Table 1 Physical properties of B-Ph-ae-n, F@B-Ph-ae-n, and CoF@B-Ph-ae-n polymer networks

Sample	S BET (m^2 g^−1)	V micro (cm^3 g^−1)	V tot (cm^3 g^−1)
a Surface areas calculated from the N2 adsorption isotherm using the BET method. b The micropore volume derived using the non-local density functional theory. c Total pore volume at p/p0 = 0.99.
B-Ph-ae-1	432	0.14	0.26
B-Ph-ae-2	226	0.12	0.42
B-Ph-ae-3	935	0.20	0.71
F@B-Ph-ae-1	387	0.10	0.15
F@B-Ph-ae-2	175	0.08	0.22
F@B-Ph-ae-3	424	0.13	0.47
CoF@B-Ph-ae-1	424	0.11	0.17
CoF@B-Ph-ae-2	186	0.10	0.26
CoF@B-Ph-ae-3	490	0.15	0.53

---

Ion exchange is a favorable strategy to incorporate various ions into the charged materials, e.g. zeolites, for achieving the desired properties, such as catalysis²⁸ and gas adsorption.^13,29 As expected, the tetrabutyl ammonium cations in the networks of the as-prepared F@B-Ph-ae-n can be readily exchanged with the different heavy metal ions by the simple treatment with the corresponding heavy metal salt in a solvent mixture of ethanol and THF, resulting in heavy metal ion loaded porous polymers MF@B-Ph-ae-n (see the ESI†). Here, CoF@B-Ph-ae-3 was selected as a typical example for the detailed investigation. According to ICP-OES analysis, the loading content of cobalt in Co@B-Ph-ae-3 is 2.43 wt%, which is nearly half the molar amount of B (1.11 wt%) in the corresponding F@B-Ph-ae-3 sample, suggesting that tetrabutyl ammonium ions have been almost completely replaced by Co(II) ions to maintain the charge balance. In addition, the acetate anion signal was not observed in the FTIR spectra (Fig. S10†), confirming that there is no free Co(Ac)₂ left in the networks.

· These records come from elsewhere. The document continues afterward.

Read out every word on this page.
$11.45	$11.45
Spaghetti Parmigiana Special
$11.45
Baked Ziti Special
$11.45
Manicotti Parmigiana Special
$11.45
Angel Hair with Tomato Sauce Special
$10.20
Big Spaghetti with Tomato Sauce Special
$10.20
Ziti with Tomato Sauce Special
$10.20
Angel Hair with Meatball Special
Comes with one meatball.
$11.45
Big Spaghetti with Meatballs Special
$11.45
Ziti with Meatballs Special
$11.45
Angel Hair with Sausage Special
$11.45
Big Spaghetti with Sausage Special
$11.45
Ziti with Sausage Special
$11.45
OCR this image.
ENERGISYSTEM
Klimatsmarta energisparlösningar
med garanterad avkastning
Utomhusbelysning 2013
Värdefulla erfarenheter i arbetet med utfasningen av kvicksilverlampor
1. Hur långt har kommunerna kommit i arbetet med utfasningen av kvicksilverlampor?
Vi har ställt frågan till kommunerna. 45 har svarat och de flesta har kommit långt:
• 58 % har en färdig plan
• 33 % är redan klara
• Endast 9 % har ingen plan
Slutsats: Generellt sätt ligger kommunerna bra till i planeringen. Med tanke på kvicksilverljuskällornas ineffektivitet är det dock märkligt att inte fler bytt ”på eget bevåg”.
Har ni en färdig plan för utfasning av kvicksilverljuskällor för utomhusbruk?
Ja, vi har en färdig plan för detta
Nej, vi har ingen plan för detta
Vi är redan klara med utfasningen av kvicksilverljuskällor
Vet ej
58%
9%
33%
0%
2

The compositions of the resulting Co(II) loaded anionic polymers were further analyzed via X-ray photoelectron spectroscopy (XPS) (Fig. 3 and S11, S12†). There are two characteristic peaks at 782.2 and 798.5 eV, corresponding to the 2p3/2 and 2p1/2 spin–orbit peaks of Co(II). The peaks at around 787.2 and 803.3 eV are associated with the shake-up type peaks of the 2p3/2 and 2p1/2 edges, respectively.³⁰ XPS also indicates a cobalt content of 2.40 wt%, which is in good agreement with the value obtained from ICP-OES analysis. Of note, elemental mapping images show the homogeneous distribution of carbon, boron, and cobalt elements in CoF@B-Ph-ae-3 (Fig. 3). The surface area and pore volume of CoF@B-Ph-ae-3 were determined to be 468 m² g⁻¹ and 0.51 cm³ g⁻¹, respectively, which are slightly lower than those of F@B-Ph-ae-3 (Table 1) due to the lower molecular weight of Co²⁺ (58.93) in comparison with Bu₄N⁺ (242.28). Therefore, one can recognize the remarkable differences in N₂ isotherm profiles, surface areas, and pore volumes for B-Ph-ae-n, F@B-Ph-ae-n, and CoF@B-Ph-ae-n (Fig. 2 and Table 1), implying that the physisorption properties of porous polymers can be tuned by introducing the fluoride anion and different metal cations, without changing the backbone of the polymer networks.

Fig. 3 (a) Typical scanning electron microscopy (SEM) image of CoF@B-Ph-ae-3 and the corresponding elemental mapping images of (b) carbon, (c) boron, and (d) cobalt. The XPS spectra of CoF@B-Ph-ae-3: (e) Co 2p core-level spectrum and (f) the survey spectrum.

Encouraged by the success in the loading of cobalt cations, we further investigated the inclusion of other metal cations in these anionic porous polymers. For instance, nickel(II) acetate or iron(II) nitrate was added to the dispersion of F@B-Ph-ae-3 in THF, followed by stirring for 2 days, respectively. The resulting Ni or Fe containing porous polymers (NiF@B-Ph-ae-3 and FeF@B-Ph-ae-3) exhibit a loading amount of 1.05 wt% and 3.11 wt% respectively. Moreover, the capability of neutral porous polymers B-Ph-ae-n to selectively capture metal ions from a mixture system was further examined (Fig. S13†). Reasonably, the ratios of the transition metals loaded in an anionic sample were governed by the corresponding ion exchange constants.³¹ Therefore, the as-synthesized Lewis acid-based neutral porous polymers might have potential application to selectively collect F⁻ and heavy metal ions in the polluted environment through a one-pot process.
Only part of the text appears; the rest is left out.